I'm glad you knew the difference between the Scarlet King snake (non-venomous) and the Coral snake (venomous). For those of you that don't know, the easiest way to remember is "if red touches black it's a friend of jack. If red touches yellow it can kill a fellow".


----------



## Flounder Hounder

Sound like a great weekend, good to see families out together.


----------



## sealark

Great job teaching the young ones about snakes. Unlike a lot on the forum that say kill any snake they see. Then they will complain about being overrun by rodents. Great report...


----------



## Bullshark

Aquahollic said:


> I'm glad you knew the difference between the Scarlet King snake (non-venomous) and the Coral snake (venomous). For those of you that don't know, the easiest way to remember is "if red touches black it's a friend of jack. If red touches yellow it can kill a fellow".

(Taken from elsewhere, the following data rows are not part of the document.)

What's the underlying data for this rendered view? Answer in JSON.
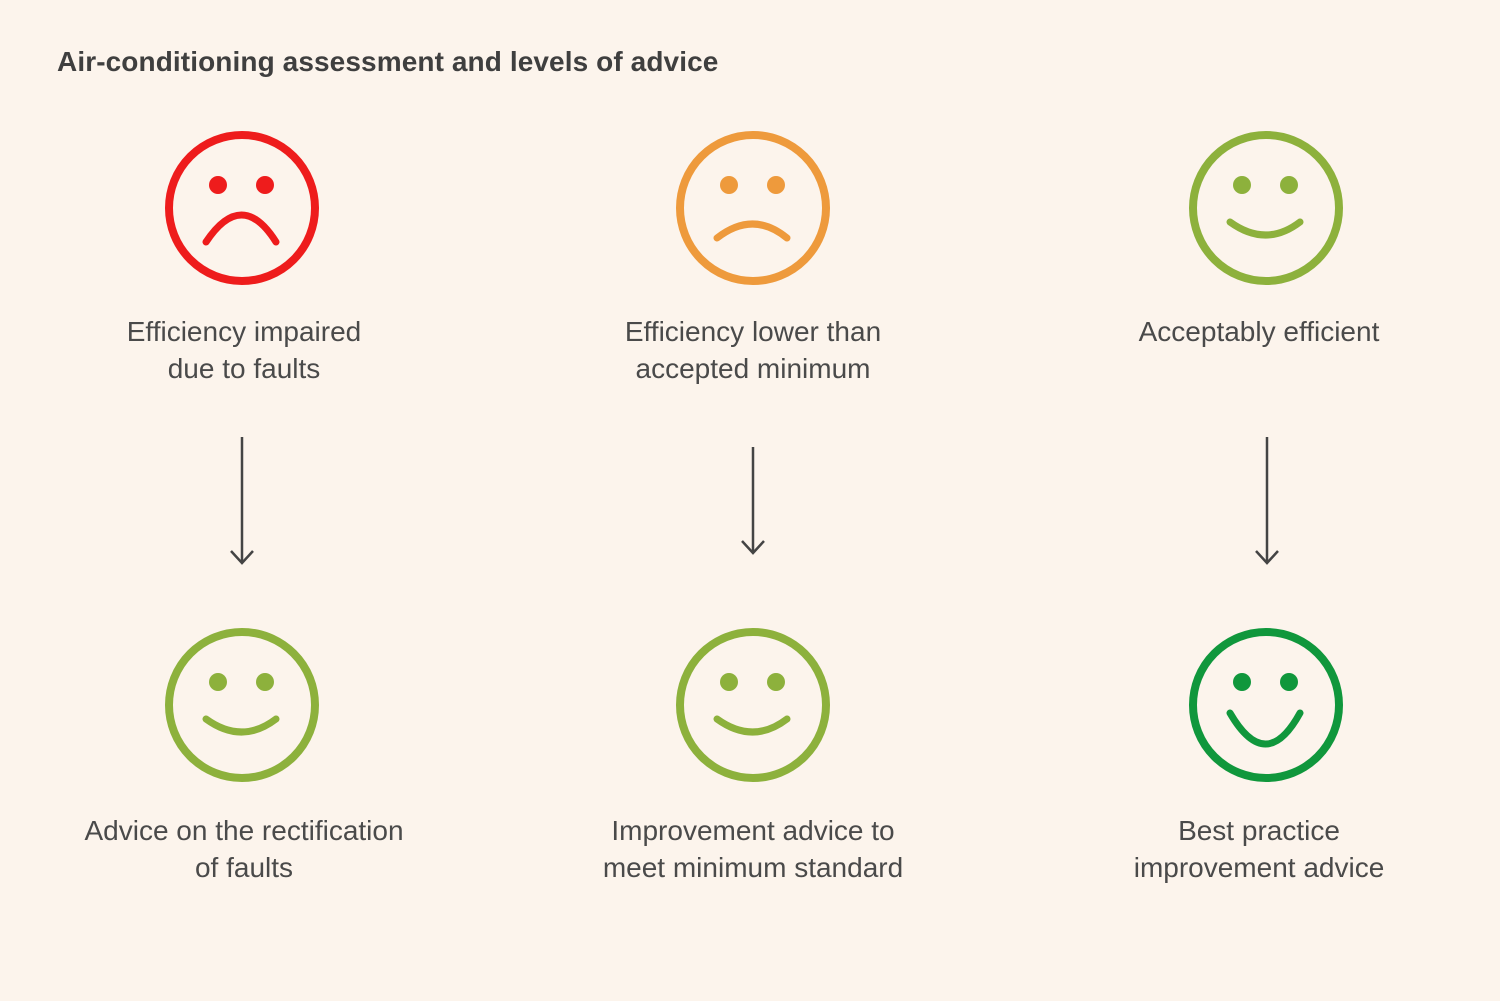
{
  "title": "Air-conditioning assessment and levels of advice",
  "colors": {
    "background": "#fcf4ec",
    "red": "#ee1c1c",
    "orange": "#ee9a3c",
    "light_green": "#8db13c",
    "green": "#10973c",
    "arrow": "#444444"
  },
  "columns": [
    {
      "assessment": {
        "face": "sad-face-icon",
        "color": "#ee1c1c",
        "lines": [
          "Efficiency impaired",
          "due to faults"
        ]
      },
      "advice": {
        "face": "smiley-face-icon",
        "color": "#8db13c",
        "lines": [
          "Advice on the rectification",
          "of faults"
        ]
      }
    },
    {
      "assessment": {
        "face": "sad-face-icon",
        "color": "#ee9a3c",
        "lines": [
          "Efficiency lower than",
          "accepted minimum"
        ]
      },
      "advice": {
        "face": "smiley-face-icon",
        "color": "#8db13c",
        "lines": [
          "Improvement advice to",
          "meet minimum standard"
        ]
      }
    },
    {
      "assessment": {
        "face": "smiley-face-icon",
        "color": "#8db13c",
        "lines": [
          "Acceptably efficient"
        ]
      },
      "advice": {
        "face": "big-smile-face-icon",
        "color": "#10973c",
        "lines": [
          "Best practice",
          "improvement advice"
        ]
      }
    }
  ]
}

That's the first time seeing a actual king snake. I did notice some other differences. The color on the 2 king snakes was dull compared to the coral snake. Also they seemed to be a little fatter. It was very cool. It's been a while since I've seen a few types of snakes. I will crap a brick is I ever see another indigo snake. They are gone! I used to see them 4 or 5 times a week. I made it a point to ask homeowners in the Redlands when the last time they saw one and nobody has seen them in years. Stupid non-native species.


----------



## Bullshark

Zach did get bit by that snake..... I did get to see how good he can throw though.


----------



## SHunter

X2 on teaching kids about snakes as well as fishing. I completely agree with Sealark's comments that snakes are good and keep the rodents down. Those who love the outdoors need to understand how it works and be good stewards. We used to see the Indigo in the Everglades. My understanding is that they are rare there too. Great photos of some really cute kids. Glad that you had a good time in Crystal River.


----------



## Bullshark

SHunter said:


> X2 on teaching kids about snakes as well as fishing. I completely agree with Sealark's comments that snakes are good and keep the rodents down. Those who love the outdoors need to understand how it works and be good stewards. We used to see the Indigo in the Everglades. My understanding is that they are rare there too. Great photos of some really cute kids. Glad that you had a good time in Crystal River.


I just saw this. The indigo snakes are gone. The last time I saw one was 1997. I had to do a ton of inspections in the Redlands last year and made sure I asked the farmers. None of them has seen one in 10 years. They have all seen pythons.


----------



## osborne311

Wanted to chime in. Great pictures and that looked like a blast! 

As for the snakes. I find it hard to kill any snake but we are moving to that area soon. Do you have that big of a problem with non native species? If so, are they on the kill list or ??


----------



## Lineman

Looks like you folks had a great trip. Scallops, hogs, fish, snakes, the kids got alot more out of that than a trip to mickey HELL!


----------